Summer Body - My Weekly Gym Routine
So this year I've had slightly different fitness goals to normal! The last 5 Years I've spent hours in the gym to put on as much muscle mass as possible, while having skinny genetics making it extremely hard - but not possible!
Now I am at the point where I feel happy with the amount of lean muscle mass that I have achieved and its all about dropping some body fat and getting those muscles to show through nicely and to work on the areas I feel are lacking - my glutes and legs!
I'm already an extremely low body fat, 14.7% currently which for a female is pretty good going! But I am looking to cut it down even more! Its going to be extremely hard as once you get quite low for some reason your body just decides that enough is enough and you plateau! So i've been changing things up a bit with training!
Glutes and legs seem to be a big weakness at the moment so I am working hard to get them a little better. I want more shape and tone on them!
Nutrition wise i'm pretty relaxed. I'm eating healthy, but not missing out on the odd treat! I think its healthy to enjoy food and to have the foods that you want, I don't think you should cut foods out entirely... just have things in moderation! For some reason a lot of people still think you have to eat salads to stay slim.. not true! Eat whatever you want but ensure that its not loads of that one thing. I'll do a blog on macros soon to help you all understand a bit better!

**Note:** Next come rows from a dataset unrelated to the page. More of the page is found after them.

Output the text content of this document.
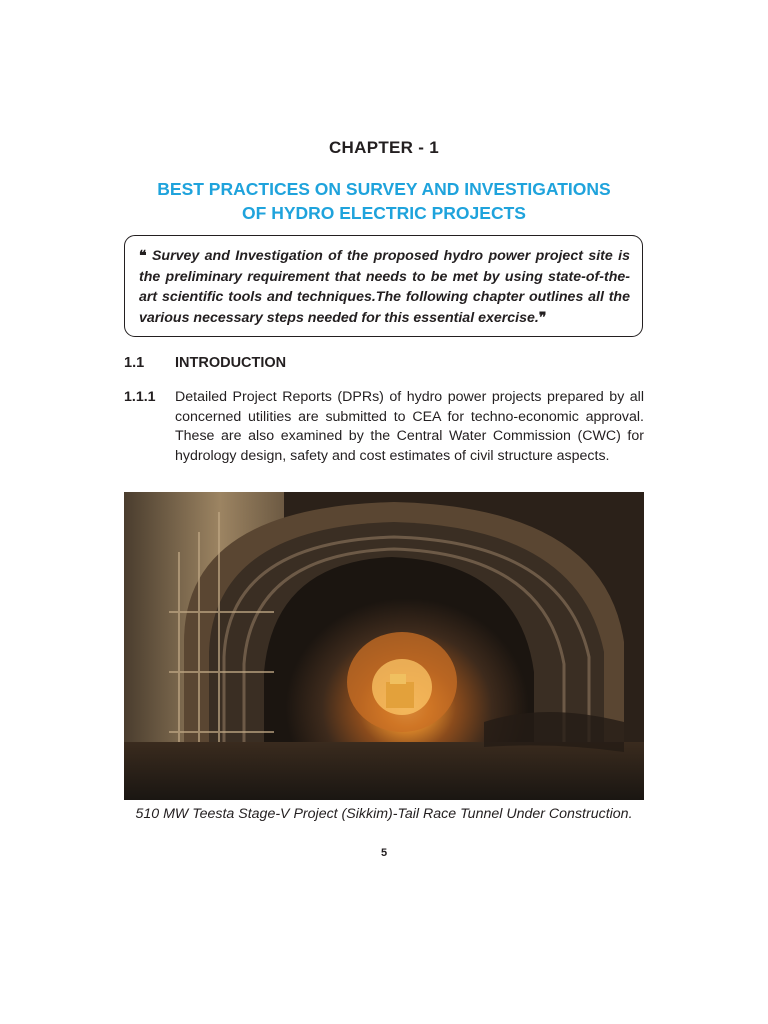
CHAPTER - 1
BEST PRACTICES ON SURVEY AND INVESTIGATIONS
OF HYDRO ELECTRIC PROJECTS
❝ Survey and Investigation of the proposed hydro power project site is the preliminary requirement that needs to be met by using state-of-the-art scientific tools and techniques.The following chapter outlines all the various necessary steps needed for this essential exercise.❞
1.1 INTRODUCTION
1.1.1 Detailed Project Reports (DPRs) of hydro power projects prepared by all concerned utilities are submitted to CEA for techno-economic approval. These are also examined by the Central Water Commission (CWC) for hydrology design, safety and cost estimates of civil structure aspects.
510 MW Teesta Stage-V Project (Sikkim)-Tail Race Tunnel Under Construction.
5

I do have a lot of protein in my diet and this is something that I would certainly recommend!
So what does my general week look like with training?

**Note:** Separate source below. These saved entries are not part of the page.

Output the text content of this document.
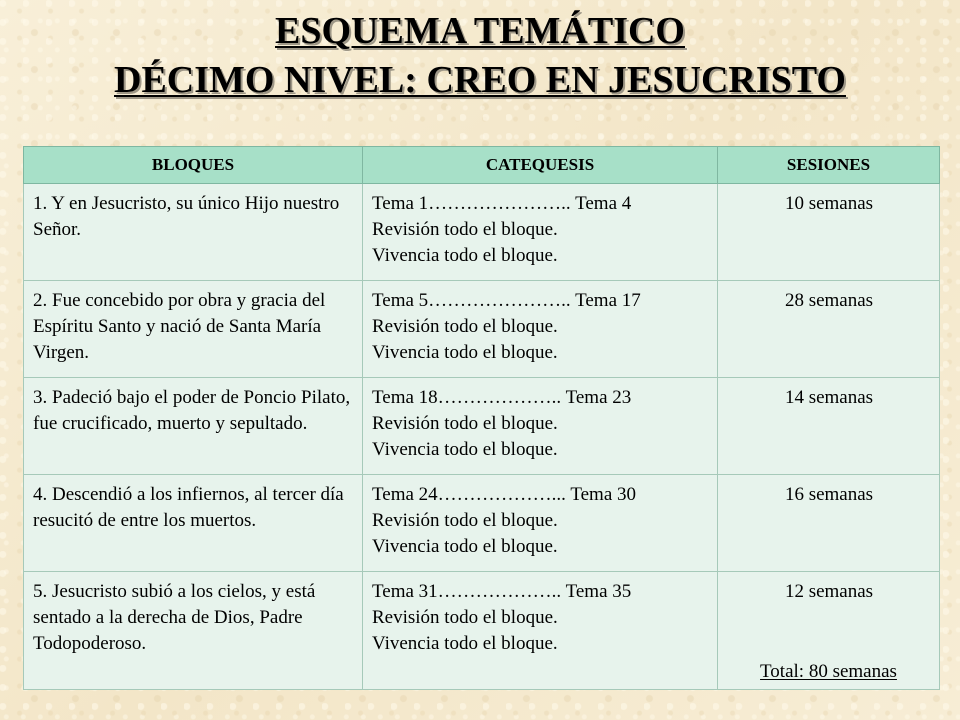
ESQUEMA TEMÁTICO
DÉCIMO NIVEL: CREO EN JESUCRISTO
BLOQUES	CATEQUESIS	SESIONES
1. Y en Jesucristo, su único Hijo nuestro Señor.	Tema 1………………….. Tema 4
Revisión todo el bloque.
Vivencia todo el bloque.	10 semanas
2. Fue concebido por obra y gracia del Espíritu Santo y nació de Santa María Virgen.	Tema 5………………….. Tema 17
Revisión todo el bloque.
Vivencia todo el bloque.	28 semanas
3. Padeció bajo el poder de Poncio Pilato, fue crucificado, muerto y sepultado.	Tema 18……………….. Tema 23
Revisión todo el bloque.
Vivencia todo el bloque.	14 semanas
4. Descendió a los infiernos, al tercer día resucitó de entre los muertos.	Tema 24………………... Tema 30
Revisión todo el bloque.
Vivencia todo el bloque.	16 semanas
5. Jesucristo subió a los cielos, y está sentado a la derecha de Dios, Padre Todopoderoso.	Tema 31……………….. Tema 35
Revisión todo el bloque.
Vivencia todo el bloque.	12 semanas
Total: 80 semanas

3 x Yoga classes (I am instructor so not always participating fully due to coaching others)
2 x Leg sessions
1 x Shoulder session
1 x Arm session
1 x Shoulder and back session
Cardio and abs varies! Abs I usually stick on the end of a session and aim for twice a week. Cardio can be anything from 3 x a week walking on the treadmill to a small walk in the sunshine. I'm really not a massive cardio person, I hate running and cycling! So realistically the most i'll do is uphill walking for 30 mins maximum (if I can hack it!!)
Warm ups usually contain pull ups also so I end up doing quite a lot of pull ups in the week!
Area's that I don't purposely train although will end up slightly getting worked through other sessions:
-Chest
-Traps
-Calves
I'll keep you updated with my progress across the summer and will get some posts out detailing some of the exercises that do!